If the Fleet is North London's iconic lost river, then South London belongs to the Effra. It's got a brilliant name for a start. Nobody's 100% sure where the name came from - possibly from "efre" the Anglo-Saxon word for 'bank', or from "yfrid" which is the Celtic word for 'torrent'. I'm not entirely convinced by the latter, given that this six mile stream could never genuinely be described as torrential. There are a few semi-steep slopes at the Norwood end, but any lower the gradient's so shallow you'd never guess there was ever a river here. Through Brixton down to Vauxhall, the Effra's long gone.
Two centuries ago, if you'd have been standing in the rural wilds of what is now the London borough of Lambeth, a small brook would have trickled by. It ran through fields and meadows and peaceful countryside - a landscape almost impossible to imagine today. Norwood really was a wood, Brixton was only a few scattered cottages, and Kennington was just a big common where convicted criminals got hung. The Effra widened as it flowed towards the Thames, eventually broad enough for a small boat, but for most of its length think 'paddling-depth stream' and you'll not go far wrong. Then came the railways, and the onslaught of suburbia, with housing easily built on the raised terraces above the floodplain. The Effra dwindled to an unwanted sewer, covered over around the same time as the Albert Embankment was built, with its waters culverted and buried.
The original Effra wasn't simply one river, it was a series of tiny tributaries covering a broad catchment area. Most of these ran down from a long ridge of high ground running roughly from Sydenham to Crystal Palace. One of these tributaries, for example, was known as the Ambrook. It kicked off in Sydenham Hill Woods (across the valley from the Horniman Museum), where there are still ponds and occasionally-damp channels to be found in the undergrowth. A poorly-used railway once ran thisway, along an artificially flat terrace leading to a bricked-up tunnel under Crescent Wood Road. The Ambrook, meanwhile, ran downhill across what is now Dulwich Golf Club, past Dulwich College towards the main Norwood trunk of the river.

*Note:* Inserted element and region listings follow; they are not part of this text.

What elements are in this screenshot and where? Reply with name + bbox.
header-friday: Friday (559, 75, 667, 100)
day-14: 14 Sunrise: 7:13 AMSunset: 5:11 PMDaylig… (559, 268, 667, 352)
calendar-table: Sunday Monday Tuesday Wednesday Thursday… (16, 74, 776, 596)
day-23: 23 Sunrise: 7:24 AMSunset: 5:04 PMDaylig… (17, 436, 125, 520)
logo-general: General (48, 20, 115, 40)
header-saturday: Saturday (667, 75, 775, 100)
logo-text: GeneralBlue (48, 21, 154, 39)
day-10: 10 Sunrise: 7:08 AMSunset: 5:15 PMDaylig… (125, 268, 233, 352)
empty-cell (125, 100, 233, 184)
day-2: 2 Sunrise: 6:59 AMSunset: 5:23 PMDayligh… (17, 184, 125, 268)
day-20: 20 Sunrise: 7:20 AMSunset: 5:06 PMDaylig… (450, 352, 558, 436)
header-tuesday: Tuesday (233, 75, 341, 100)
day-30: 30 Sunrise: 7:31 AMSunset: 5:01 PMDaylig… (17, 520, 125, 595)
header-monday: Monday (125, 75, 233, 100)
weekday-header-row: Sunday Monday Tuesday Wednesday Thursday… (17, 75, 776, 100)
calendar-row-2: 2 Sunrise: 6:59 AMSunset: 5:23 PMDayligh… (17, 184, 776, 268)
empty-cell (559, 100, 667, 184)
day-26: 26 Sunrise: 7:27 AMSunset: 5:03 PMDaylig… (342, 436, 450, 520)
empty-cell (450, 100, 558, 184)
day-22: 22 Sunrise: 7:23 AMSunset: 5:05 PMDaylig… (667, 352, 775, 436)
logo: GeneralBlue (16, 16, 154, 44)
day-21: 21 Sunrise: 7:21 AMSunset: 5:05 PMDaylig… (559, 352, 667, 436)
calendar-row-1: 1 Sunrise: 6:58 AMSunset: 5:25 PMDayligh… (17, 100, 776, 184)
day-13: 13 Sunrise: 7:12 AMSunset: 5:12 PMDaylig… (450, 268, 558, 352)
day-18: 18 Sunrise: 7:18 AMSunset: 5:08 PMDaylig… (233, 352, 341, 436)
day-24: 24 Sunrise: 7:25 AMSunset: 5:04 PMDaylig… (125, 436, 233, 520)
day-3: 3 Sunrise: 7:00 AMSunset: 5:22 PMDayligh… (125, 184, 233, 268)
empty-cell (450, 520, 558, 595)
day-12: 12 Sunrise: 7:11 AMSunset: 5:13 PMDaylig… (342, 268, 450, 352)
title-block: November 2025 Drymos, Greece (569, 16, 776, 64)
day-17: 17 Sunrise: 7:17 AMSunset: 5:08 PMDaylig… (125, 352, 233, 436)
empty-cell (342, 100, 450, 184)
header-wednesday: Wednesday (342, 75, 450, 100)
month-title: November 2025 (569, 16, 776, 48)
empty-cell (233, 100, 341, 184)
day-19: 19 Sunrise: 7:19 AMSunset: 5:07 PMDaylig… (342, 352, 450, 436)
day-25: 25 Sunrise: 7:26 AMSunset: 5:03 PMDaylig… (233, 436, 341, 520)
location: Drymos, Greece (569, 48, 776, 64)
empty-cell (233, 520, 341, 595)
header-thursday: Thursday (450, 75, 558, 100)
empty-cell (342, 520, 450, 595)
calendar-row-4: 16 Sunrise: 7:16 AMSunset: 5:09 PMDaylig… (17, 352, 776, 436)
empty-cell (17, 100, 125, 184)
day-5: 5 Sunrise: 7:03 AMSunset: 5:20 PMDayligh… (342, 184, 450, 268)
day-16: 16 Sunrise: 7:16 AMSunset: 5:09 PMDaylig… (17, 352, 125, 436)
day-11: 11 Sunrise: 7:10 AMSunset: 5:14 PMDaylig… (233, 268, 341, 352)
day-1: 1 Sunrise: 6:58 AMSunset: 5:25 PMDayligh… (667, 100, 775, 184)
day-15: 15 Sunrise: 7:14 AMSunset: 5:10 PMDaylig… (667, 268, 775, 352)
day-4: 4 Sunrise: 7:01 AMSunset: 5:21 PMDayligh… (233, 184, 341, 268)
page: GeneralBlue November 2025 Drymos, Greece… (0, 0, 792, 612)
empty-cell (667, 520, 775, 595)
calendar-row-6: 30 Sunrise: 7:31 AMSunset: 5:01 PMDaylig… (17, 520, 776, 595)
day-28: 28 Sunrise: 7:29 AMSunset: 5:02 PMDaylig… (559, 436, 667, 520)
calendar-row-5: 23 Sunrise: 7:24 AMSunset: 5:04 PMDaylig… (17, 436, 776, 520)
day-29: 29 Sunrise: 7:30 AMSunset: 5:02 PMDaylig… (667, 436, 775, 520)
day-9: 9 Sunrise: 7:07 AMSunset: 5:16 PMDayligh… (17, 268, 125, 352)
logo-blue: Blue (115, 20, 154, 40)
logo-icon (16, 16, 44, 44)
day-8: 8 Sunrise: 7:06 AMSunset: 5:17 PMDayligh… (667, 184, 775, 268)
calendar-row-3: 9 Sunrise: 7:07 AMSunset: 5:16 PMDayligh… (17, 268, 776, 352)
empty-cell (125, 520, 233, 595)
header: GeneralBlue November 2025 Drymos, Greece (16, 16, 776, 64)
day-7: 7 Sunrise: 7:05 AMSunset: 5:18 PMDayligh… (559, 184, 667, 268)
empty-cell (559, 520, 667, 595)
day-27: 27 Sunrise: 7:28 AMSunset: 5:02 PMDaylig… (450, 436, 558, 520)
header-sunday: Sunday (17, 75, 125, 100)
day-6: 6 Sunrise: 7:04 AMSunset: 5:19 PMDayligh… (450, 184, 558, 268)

I'll not be writing much about the Effra's many tributaries. It would take too long, and others have done the job too well anyway. Here for example is a fine page about the geology and geomorphology of the Effra basin, which contains far more proper detail than I'm going to write over the next few days. And here's Edith's blog, currently following the various Effratributaries and writing about what's there now and what was there then. The historical detail is fantastic, and again is far more useful than the skim-past I'm going to deliver here.
The Effra lives on as an urban legend, untraceable for most of its length by the uninitiated, apart from the odd major road in the Brixton area since named after it. There are occasional attempts to resurrect its memory, most notably in 1992 when a local arts group opened up an office under the banner of the "Effra Development Agency". Theirs was a tongue-in-cheek attempt to inspire a revival for the river valley, much as the unloved Docklands had recently been reborn. Posters and newspapers amplified the message, only for a short time, but long enough to lodge the river firmly back in south London consciousness.
As for raising the river back above ground, I really wouldn't recommend it. An awful lot of Victorian terraces would become uninhabitable, the centre of Brixton would switch from market to watergarden, and there's even a major cricket ground where the boundary might become a water hazard. Better that we remember where the Effra used to run, and recognise the enormous influence it's had on settlement and communications. Starting tomorrow, up Crystal Palace way.
If you're especially interested (and south Londoners tend to be rightly passionate about their own patch), the Brixton Society published a 28 page booklet about The River Effra back in 1993. It has a full history from source to mouth, plus a proper map without which I'd have got proper stuck while producing what follows. The Society's website alleges that it's available for £1.50, if indeed it's still in print, although I found a copy lurking upstairs in the Local Studies section of Brixton Library.